Under some conditions of stimulation, TGF-β1 potently inhibits the proliferation of T cells (29, 30, 31). Therefore, we considered the hypothesis that the apparent suppressive effect of TGF-β1 on IFN-γ levels during naive T cell priming reflected not a suppression of IFN-γ expression per se, but, rather, simply the low numbers of T cells permitted to transit the cell cycle (and thus enter the Th1 developmental pathway) when TGF-β1 is present. If this hypothesis were correct, then IFN-γ production should be relatively normal in those (presumably few) T cells that have undergone several rounds of cell division despite the presence of TGF-β1. To address this hypothesis, we stained naive T cells with the intracellular dye CFSE, stimulated them for 72 h under Th1-skewing conditions in the presence or the absence of TGF-β1, and measured IFN-γ expression at each cell division using ICC analysis. Unstimulated T cells had uniformly high levels of CFSE, whereas stimulated T cells showed successive loss of staining, reflecting cell division (Fig. 3,A). In the absence of added TGF-β1, the percentage of cells expressing IFN-γ was consistently 25–30% at all cell divisions analyzed (Fig. 3, B and C). In the presence of added TGF-β1, the first two mitoses were modestly inhibited, as indicated by the somewhat higher peaks for cell divisions 1 and 2, respectively (Fig. 3,A), consistent with a partial antimitogenic effect for TGF-β1 in this study. A large number of cells nevertheless showed loss of CFSE expression, reflecting robust cell proliferation, arguing that simple inhibition of cell division is insufficient to account for TGF-β1’s inhibition of IFN-γ expression. Indeed, combining CFSE staining with ICC analysis indicated that TGF-β1 inhibited IFN-γ expression at every cell division analyzed (Fig. 3, B and C). In fact, the suppressive effect of TGF-β1 was even more pronounced at later cell divisions, at which <5% of T cells expressed IFN-γ. These data indicate that TGF-β1 inhibits IFN-γ expression even in cells that have undergone numerous cell divisions and strongly argue that the mechanism of inhibition is independent of cell division number.

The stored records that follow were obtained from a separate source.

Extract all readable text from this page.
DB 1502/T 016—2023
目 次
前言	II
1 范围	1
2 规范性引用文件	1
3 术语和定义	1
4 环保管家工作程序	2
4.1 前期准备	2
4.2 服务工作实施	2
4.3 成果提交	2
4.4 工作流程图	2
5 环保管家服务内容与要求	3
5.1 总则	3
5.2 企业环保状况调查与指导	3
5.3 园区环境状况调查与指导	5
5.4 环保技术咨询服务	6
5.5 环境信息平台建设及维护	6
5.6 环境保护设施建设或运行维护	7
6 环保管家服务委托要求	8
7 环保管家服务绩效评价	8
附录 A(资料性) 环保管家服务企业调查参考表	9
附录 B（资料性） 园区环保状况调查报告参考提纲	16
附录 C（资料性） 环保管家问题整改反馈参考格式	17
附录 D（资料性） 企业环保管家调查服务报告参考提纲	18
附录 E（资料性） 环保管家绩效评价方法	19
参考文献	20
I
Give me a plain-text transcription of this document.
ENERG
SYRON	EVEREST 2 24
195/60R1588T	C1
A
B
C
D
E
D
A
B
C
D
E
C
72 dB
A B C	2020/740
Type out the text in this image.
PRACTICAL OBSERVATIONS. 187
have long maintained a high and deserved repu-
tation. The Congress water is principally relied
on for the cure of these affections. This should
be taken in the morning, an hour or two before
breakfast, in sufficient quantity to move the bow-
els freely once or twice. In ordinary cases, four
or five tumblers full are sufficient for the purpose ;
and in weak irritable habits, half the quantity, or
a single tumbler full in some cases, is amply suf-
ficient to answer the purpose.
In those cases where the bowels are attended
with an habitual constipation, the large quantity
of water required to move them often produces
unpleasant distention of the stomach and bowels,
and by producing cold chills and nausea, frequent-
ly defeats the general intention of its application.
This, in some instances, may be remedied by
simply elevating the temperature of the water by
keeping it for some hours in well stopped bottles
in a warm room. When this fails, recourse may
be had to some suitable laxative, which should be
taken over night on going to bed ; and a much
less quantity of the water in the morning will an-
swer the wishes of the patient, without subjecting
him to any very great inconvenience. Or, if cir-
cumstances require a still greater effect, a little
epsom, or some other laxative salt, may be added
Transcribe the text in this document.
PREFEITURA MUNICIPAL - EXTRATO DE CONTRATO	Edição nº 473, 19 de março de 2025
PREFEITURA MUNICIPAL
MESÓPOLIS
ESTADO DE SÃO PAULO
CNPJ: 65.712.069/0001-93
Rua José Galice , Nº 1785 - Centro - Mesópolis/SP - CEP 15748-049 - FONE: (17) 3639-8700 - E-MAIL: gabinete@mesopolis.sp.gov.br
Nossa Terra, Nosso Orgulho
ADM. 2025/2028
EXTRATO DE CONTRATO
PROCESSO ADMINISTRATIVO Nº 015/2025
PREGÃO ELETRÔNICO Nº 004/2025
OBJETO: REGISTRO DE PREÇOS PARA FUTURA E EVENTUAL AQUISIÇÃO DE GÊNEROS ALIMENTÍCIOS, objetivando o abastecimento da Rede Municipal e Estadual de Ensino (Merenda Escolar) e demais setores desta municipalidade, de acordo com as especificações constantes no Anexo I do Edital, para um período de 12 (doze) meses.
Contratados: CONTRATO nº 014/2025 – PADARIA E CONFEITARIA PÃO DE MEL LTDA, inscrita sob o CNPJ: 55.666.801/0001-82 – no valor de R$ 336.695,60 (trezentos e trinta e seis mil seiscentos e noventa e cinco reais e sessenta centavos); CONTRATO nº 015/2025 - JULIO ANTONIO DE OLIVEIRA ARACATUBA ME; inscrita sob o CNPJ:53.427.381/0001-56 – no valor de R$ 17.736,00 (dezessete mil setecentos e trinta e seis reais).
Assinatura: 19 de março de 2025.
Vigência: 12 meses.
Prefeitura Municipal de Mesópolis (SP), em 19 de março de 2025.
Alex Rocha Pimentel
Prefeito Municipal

Freshly isolated hepatic TGF-β1^−/− CD4⁺ T cells overexpress both IFN-γ mRNA and T-bet mRNA (Fig. 1, B and C). T-bet can both directly augment IFN-γ mRNA expression (32) and enhance Th1 effector cell development through remodeling of chromatin at the IFN-γ gene locus (33). Mice deficient in T-bet show impaired Th1 differentiation and effector CD4⁺ T cell IFN-γ production (22). TGF-β1 at priming blocks IFN-γ expression at subsequent recall through inhibition of T-bet expression (23). We examined in more detail the role of T-bet inhibition in the mechanisms by which TGF-β1 regulates IFN-γ expression. Specifically, we determined whether TGF-β1 down-regulates T-bet expression at priming, and whether enforced T-bet expression overcomes the inhibitory effects of TGF-β1 on IFN-γ expression at priming and at recall stimulation. T-bet protein expression was readily detected in primed T cells and was modestly augmented when T cells were primed in the presence of IL-12 (Fig. 4 A). In the presence of added IL-4, T-bet protein expression was suppressed. The presence of TGF-β1 during priming in IL-12 led to strong suppression of T-bet protein levels, similar to the low levels seen in IL-4 conditions. Similar results were observed for T-bet mRNA levels by quantitative RT-PCR (data not shown).

Because TGF-β1 inhibits both IFN-γ and T-bet expression during the priming phase, we tested the hypothesis that TGF-β1 suppresses IFN-γ expression at priming through suppression of T-bet. Naive CD4⁺ T cells were stimulated with IL-12 in the absence or the presence of TGF-β1, and high T-bet expression was enforced using the retroviral vector construct T-bet-GFP-RV. This construct has been shown to produce high levels of functionally active T-bet that drives IFN-γ expression in established Th2 cells (21). Retrovirally infected CD4⁺ T cells can be gated on or sorted by ectopic GFP reporter expression that, when T-bet-GFP-RV vector is used, also indicates coexpression of retrovirally encoded T-bet. In CD4⁺ T cells primed in IL-12 and infected with the empty control retroviral vector GFP-RV, TGF-β1 strongly suppressed IFN-γ mRNA expression, similar to TGF-β1’s effects in noninfected cells (Fig. 4,B). Surprisingly, when T-bet expression was enforced by infecting cells with the T-bet-GFP-RV vector, TGF-β1 nevertheless strongly, albeit not completely, suppressed IFN-γ mRNA expression (Fig. 4 B). Analyses of T-bet mRNA and protein confirmed constitutive high expression of T-bet in cells infected with T-bet-GFP-RV, but not in cells infected with GFP-RV. Thus, at priming, TGF-β1 suppresses IFN-γ expression, even in the presence of high levels of ectopic T-bet mRNA and protein.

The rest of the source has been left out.